Love your beach holidays? Enjoy taking long walks on the beach?

Well, enjoy it while you still can, because 80 years down the road, your favourite beaches will most likely disappear from the face of the earth.

Beaches will disappear

News agency AFP reported that climate change, coupled with rising sea levels, will wipe out half the world’s sandy beaches by the year 2100.

And here's the scary part: even if we sharply reduce fossil fuel pollution that drives global warming, more than a third of the sandy shorelines on earth could still disappear by then.

The relevation was made after a group of researchers led by Michalis Vousdoukas, a researcher at the European Commission’s Joint Research Centre, plotted trend lines across three decades of satellite imagery dating back to 1984 to learn the pace of beach disappearance.
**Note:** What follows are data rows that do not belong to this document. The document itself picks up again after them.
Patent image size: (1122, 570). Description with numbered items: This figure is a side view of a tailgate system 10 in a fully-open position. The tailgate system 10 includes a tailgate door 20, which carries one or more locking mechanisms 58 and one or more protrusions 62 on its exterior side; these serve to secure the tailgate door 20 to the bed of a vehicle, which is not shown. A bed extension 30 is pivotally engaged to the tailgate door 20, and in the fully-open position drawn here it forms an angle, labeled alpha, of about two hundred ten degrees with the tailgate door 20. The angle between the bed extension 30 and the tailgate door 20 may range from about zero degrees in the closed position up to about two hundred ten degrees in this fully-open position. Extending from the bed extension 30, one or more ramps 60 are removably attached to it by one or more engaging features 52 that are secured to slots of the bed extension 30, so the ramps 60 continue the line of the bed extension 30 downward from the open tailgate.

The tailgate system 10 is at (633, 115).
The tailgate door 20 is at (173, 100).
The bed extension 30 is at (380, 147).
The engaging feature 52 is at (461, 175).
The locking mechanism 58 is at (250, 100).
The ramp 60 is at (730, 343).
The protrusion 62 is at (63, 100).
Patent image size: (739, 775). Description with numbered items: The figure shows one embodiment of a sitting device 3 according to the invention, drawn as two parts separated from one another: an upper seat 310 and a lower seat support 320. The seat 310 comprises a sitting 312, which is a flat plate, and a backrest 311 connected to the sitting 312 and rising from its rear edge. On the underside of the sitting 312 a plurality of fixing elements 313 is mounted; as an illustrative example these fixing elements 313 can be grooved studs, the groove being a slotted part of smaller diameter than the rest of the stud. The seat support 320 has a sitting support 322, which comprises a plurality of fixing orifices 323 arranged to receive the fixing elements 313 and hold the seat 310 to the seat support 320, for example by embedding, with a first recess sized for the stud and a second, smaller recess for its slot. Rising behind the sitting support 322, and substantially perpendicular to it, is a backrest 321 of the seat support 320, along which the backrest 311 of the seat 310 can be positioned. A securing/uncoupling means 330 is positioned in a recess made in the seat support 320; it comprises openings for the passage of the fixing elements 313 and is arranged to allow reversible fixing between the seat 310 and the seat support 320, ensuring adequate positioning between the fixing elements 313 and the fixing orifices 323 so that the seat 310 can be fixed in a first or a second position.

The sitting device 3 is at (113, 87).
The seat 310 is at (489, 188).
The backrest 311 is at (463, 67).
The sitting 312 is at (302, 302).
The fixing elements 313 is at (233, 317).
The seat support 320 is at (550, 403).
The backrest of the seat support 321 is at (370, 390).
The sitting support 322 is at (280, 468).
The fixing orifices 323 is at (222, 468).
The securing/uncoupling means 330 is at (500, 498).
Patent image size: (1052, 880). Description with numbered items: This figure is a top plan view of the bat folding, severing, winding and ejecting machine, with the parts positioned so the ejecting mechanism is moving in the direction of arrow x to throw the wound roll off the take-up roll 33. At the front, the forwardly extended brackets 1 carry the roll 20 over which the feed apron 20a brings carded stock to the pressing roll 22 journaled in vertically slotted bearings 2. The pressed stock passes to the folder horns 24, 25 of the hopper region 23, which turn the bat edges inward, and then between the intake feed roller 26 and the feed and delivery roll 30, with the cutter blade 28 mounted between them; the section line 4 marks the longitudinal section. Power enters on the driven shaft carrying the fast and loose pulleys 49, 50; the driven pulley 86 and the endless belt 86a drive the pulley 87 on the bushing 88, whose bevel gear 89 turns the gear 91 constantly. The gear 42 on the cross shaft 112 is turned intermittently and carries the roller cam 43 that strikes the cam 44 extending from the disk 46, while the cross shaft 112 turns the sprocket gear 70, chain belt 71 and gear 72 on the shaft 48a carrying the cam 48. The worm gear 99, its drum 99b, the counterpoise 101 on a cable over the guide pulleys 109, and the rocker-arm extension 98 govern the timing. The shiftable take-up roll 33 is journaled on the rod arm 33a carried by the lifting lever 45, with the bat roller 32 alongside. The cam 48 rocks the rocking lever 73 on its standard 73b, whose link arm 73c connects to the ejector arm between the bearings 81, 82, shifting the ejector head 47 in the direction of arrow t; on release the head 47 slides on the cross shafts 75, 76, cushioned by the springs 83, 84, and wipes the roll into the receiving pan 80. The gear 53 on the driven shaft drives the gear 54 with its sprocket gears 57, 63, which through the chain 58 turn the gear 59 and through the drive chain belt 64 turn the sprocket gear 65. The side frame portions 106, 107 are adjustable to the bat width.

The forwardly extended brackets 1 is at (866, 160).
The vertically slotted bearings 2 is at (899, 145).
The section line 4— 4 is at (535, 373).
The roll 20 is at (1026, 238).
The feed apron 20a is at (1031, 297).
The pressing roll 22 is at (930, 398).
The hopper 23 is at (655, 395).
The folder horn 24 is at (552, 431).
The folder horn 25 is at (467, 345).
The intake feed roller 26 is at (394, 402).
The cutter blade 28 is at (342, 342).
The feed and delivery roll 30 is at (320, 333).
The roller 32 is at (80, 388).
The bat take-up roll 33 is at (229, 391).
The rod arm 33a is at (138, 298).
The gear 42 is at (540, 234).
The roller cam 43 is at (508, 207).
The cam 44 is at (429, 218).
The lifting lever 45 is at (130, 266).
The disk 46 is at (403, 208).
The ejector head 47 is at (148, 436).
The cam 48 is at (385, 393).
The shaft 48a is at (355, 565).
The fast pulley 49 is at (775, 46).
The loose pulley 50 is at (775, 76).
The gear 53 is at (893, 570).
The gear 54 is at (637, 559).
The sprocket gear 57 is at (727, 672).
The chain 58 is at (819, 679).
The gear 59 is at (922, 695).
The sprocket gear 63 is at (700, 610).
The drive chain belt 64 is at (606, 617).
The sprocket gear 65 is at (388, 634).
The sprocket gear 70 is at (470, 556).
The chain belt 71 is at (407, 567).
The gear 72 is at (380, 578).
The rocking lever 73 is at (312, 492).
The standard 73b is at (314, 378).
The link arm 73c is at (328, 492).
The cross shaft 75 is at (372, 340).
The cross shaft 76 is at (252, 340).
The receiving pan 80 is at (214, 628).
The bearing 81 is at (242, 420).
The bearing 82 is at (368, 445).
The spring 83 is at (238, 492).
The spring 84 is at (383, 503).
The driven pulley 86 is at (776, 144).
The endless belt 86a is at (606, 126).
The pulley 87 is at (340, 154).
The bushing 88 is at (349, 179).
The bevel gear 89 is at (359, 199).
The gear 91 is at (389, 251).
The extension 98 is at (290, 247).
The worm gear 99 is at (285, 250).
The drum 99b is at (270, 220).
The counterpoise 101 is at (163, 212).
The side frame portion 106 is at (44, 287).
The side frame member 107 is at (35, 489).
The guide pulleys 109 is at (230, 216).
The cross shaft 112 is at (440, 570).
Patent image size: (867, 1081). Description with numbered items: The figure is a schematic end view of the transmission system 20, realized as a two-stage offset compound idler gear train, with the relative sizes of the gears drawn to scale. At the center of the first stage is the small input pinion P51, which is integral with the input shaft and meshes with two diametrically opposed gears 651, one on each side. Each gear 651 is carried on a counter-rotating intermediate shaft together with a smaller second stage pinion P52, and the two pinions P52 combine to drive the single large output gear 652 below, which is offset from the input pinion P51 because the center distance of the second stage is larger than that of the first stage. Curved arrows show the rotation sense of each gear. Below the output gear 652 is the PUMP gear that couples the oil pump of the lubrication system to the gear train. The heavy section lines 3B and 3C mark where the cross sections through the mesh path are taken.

During the research, Vousdoukas and team found two scenarios.


The worst case would be the RCP8.5 pathway, which assumes that carbon emissions will continue unabated, or that Earth itself will begin to boost atmospheric greenhouse gas concentrations from things like permafrost.

In this case, the world is set to lose 49.5 per cent of its sandy beaches by 2100.

Another scenario, codenamed RCP4.5, would see humanity capping global warming at about three degrees Celsius, but that would also see 95,000 kilometres of coastline disappear.

In other words, no matter what we do, beaches would disappear.


“Apart from tourism, sandy beaches often act as the first line of defence from coastal storms and flooding, and without them impacts of extreme weather events will probably be higher," Vousdoukas was quoted as saying.

The report said some of the countries that will be hit the hardest by this side effect of climate change is Australia, Canada, Chile, United States, Mexico, China, Russia, Argentina, India and Brazil.

Please don't take away our beautiful beaches.